Video surveillance can complement devices such as smoke detectors to verify fire alarms so firefighters will not be needlessy dispatched in the case of a false alarm.
©iStockpoto.com/ Lasse Kristensen
Fire, security, video and building automation technologies are slowly but surely converging. One example of this involves the mixing and matching of sensor technologies, thus putting the best of both worlds together to create a slew of hybrid product offerings capable of providing more features and benefits than any one of them could possibly provide on its own. Another example involves the use of video surveillance technology as a means of verifying not only burglar alarms but also fire alarm signals.
We'll take a look at some of the ways video technology is being used to offer assistance in detection and verification. We'll also look at a few code considerations based on recent changes in NFPA 72, 2010 Edition.
Video Surveillance Plays Dual Roles
A mere decade ago cameras were only expected to do what cameras do best — show people doing things they're not supposed to. Cameras also made it possible for those in authority to watch such events in real-time from afar. And where it's not possible to be positioned at the head-end to watch a suspect's every move as it happens, cameras enable campus police and security to view relevant video clips at a later time for a variety of purposes.
Probably the most obvious use of video cameras is to verify alarm signals. The value becomes apparent when the dispatch operator decides not to dispatch police, security or firefighters to the location because there's nothing happening. In this case an operator, who has established a connection with one or more cameras in the vicinity of the alarming device, has made a conscious decision not to dispatch based on real-time and recorded video.
Where disptach centers and central stations have the most experience with video verification, of course, is in the area of electronic intrusion detection.
"Video verification allows our central station operators to get a clear picture of what is happening on the protected premise," says Ray Jones, executive assistant, Buckeye Protective Service Inc., Canton, Ohio. "This reduces false alarms, and in most cases provides a faster response from authorities."
In this respect, having an eyewitness to a crime is a benefit. "The responding party knows that you have video verification of an intruder, [so] they know that the chances of it being an actual alarm are very high," Jones adds.
Where it comes to dispatching firefighters to the scene of a purported fire, having access to a full complement of cameras inside the facility proves to be a definite advantage.
Fire Detection Can Use Video Imaging
Another application for video surveillance cameras involves the actual detection of smoke or the flame of a fire in seconds. This relatively new development is ideal for huge warehouses and other types of structures where conventional detection methods are difficult or impossible to implement.
As you can well imagine, this technology has the potential of turning an entire array of cameras into a fire detection system. Not only do the cameras act as fire detection devices, but the dispatch operators are able to glean additional information through viewing relevant video.

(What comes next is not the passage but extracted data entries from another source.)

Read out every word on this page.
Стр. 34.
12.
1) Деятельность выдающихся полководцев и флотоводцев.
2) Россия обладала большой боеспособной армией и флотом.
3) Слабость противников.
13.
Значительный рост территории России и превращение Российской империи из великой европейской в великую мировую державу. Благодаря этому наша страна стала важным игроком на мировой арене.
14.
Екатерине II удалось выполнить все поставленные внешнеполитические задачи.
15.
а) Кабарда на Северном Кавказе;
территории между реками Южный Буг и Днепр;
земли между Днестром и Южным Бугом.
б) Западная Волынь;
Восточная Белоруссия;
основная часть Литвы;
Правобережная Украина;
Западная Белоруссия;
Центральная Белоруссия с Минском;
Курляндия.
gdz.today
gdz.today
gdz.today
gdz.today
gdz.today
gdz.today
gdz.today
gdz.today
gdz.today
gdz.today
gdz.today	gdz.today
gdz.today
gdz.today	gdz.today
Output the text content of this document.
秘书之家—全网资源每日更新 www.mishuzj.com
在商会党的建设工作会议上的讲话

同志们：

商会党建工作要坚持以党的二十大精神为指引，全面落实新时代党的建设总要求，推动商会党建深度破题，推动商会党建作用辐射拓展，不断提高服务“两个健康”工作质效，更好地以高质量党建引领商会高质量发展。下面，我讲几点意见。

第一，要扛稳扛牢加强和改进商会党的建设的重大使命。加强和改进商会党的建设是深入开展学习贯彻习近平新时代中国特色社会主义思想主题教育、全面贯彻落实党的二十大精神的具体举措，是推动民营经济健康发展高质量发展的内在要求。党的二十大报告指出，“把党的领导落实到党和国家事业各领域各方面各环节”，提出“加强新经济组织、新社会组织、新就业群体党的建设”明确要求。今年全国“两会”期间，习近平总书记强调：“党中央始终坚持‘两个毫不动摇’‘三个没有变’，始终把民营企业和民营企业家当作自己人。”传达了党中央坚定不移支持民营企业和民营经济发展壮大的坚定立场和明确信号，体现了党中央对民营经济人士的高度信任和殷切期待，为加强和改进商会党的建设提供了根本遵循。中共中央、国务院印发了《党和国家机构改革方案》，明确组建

This information can be channeled to security officers, administrators and responding firefighters at a moment's notice.
At the heart of a video-based fire detection system lays a DVR. Unlike a conventional recorder, however, this one carries the necessary listing that says it's fire-related.
Video Fire Detection Basics
Because of the use of DVR-based technology, you have the ability to create a variety of effects. Each camera represents a zone, just as in a conventional fire alarm system. Each zone can be configured to detect a specific type of event or situation. Examples include fire, smoke and motion. Windows can be defined enabling the system to alert personnel when one of the above conditions is met.
Through scheduling, the campus fire officials also can assign days and times during which the system will or will not operate as programmed. This is an ideal way to handle construction zones as well as high activity areas.